Il settore dei trasporti è sempre più vittima di attacchi hacker

Nel 2020 gli incidenti di cybersecurity occorsi al settore dei trasporti sono stati una dozzina. Nel 2024 il numero è salito a circa sessanta. Questo è il messaggio che inaugura il rapporto “Cybersecurity nel settore trasporti – Analisi delle minacce e delle vulnerabilità”, curato dalla Business unit di Maticmind, azienda attiva nelle soluzioni ICT e nella cybersecurity con sede a Milano.

In cinque anni i casi si sono quintuplicati, con un tasso di crescita medio del 48% anno su anno. La digitalizzazione del settore dei trasporti, quindi l’intervento delle Intelligenze artificiali (IA), dell’Internet of Things (IoT) e della connettività 5G ampliano le superfici d’attacco a vantaggio di gruppi di cyber criminali molto bravi a sfruttarne vulnerabilità e debolezze intrinseche, dirigendo attacchi sempre più sofisticati che esigono capacità di difesa altrettanto evolute.

È una dicotomia: la tecnologia aumenta l’efficienza dei trasporti e contemporaneamente li rende più fragili. È evidente che occorrano maggiori resilienza e robustezza affinché le minacce vengano sventate prima che diventino incidenti di sicurezza veri e propri e ci siano piano di risposta rodati e rapidi per ripristinare la situazione laddove i criminal hacker avessero portato a termine con successo le rispettive offensive.

La situazione in Italia

La situazione in Italia appare più grave che altrove. Un quarto circa degli incidenti cyber censiti sul piano globale ha avuto come obiettivo aziende italiane. Nel corso del 2024 il comparto nostrano della logistica e dei trasporti ha catalizzato il 7,3% di tutti gli attacchi e, inoltre, ha fatto registrare un aumento degli episodi laddove, nel resto del mondo, si sia misurato un calo medio del 7%.

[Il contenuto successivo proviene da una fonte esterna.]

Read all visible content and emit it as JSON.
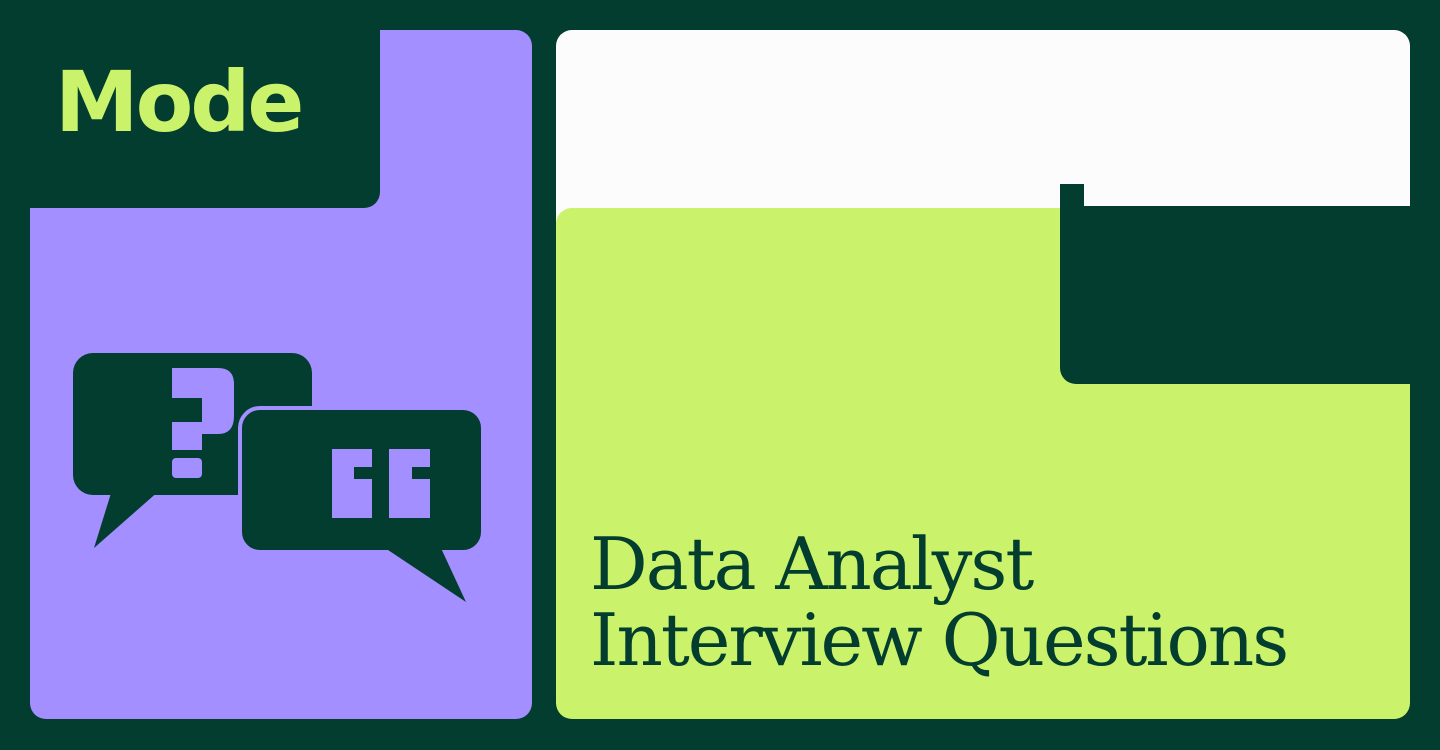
{
  "brand": {
    "logo_text": "Mode"
  },
  "headline": {
    "line1": "Data Analyst",
    "line2": "Interview Questions"
  },
  "colors": {
    "background": "#033d2f",
    "purple": "#a38fff",
    "lime": "#caf26a",
    "white": "#fcfcfc",
    "logo": "#caf26a",
    "text": "#033d2f"
  },
  "icons": {
    "question_bubble": "question-bubble-icon",
    "quote_bubble": "quote-bubble-icon"
  }
}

Ne risulta un quadro nel quale l’Italia paga lo scotto di essere vulnerabile e appetibile (e anche appetibile perché particolarmente vulnerabile). Il gruppo russo Noname57 – molto attivo alle nostre latitudini - incarna bene lo stampo geopolitico di molti attacchi, sempre più spesso orchestrati nel nome e dietro lo scudo di Stati canaglia.

Le minacce più diffuse

A farla da padrone nella logistica come in quasi tutti gli altri comparti sono i ransomware, le campagne di phishing e gli attacchi Distributed Denial of Service (DDoS). Questi ultimi fanno convergere una quantità di richieste maggiore di quelle che server e infrastrutture critiche possono sopportare, causandone il rallentamento o il blocco. Vale per i siti web ma anche per server esposti su Internet che gestiscono sensori, software di controllo e qualsiasi tipologia di traffico di dati. Per risalire all’episodio più recente non serve un grande esercizio di memoria, è sufficiente ritornare allo scorso mese di febbraio, quando il cyber crimine ha messo in difficoltà diverse infrastrutture italiane, tra le quali gli aeroporti di Malpensa e Milano, il porto di Taranto e quello di Trieste.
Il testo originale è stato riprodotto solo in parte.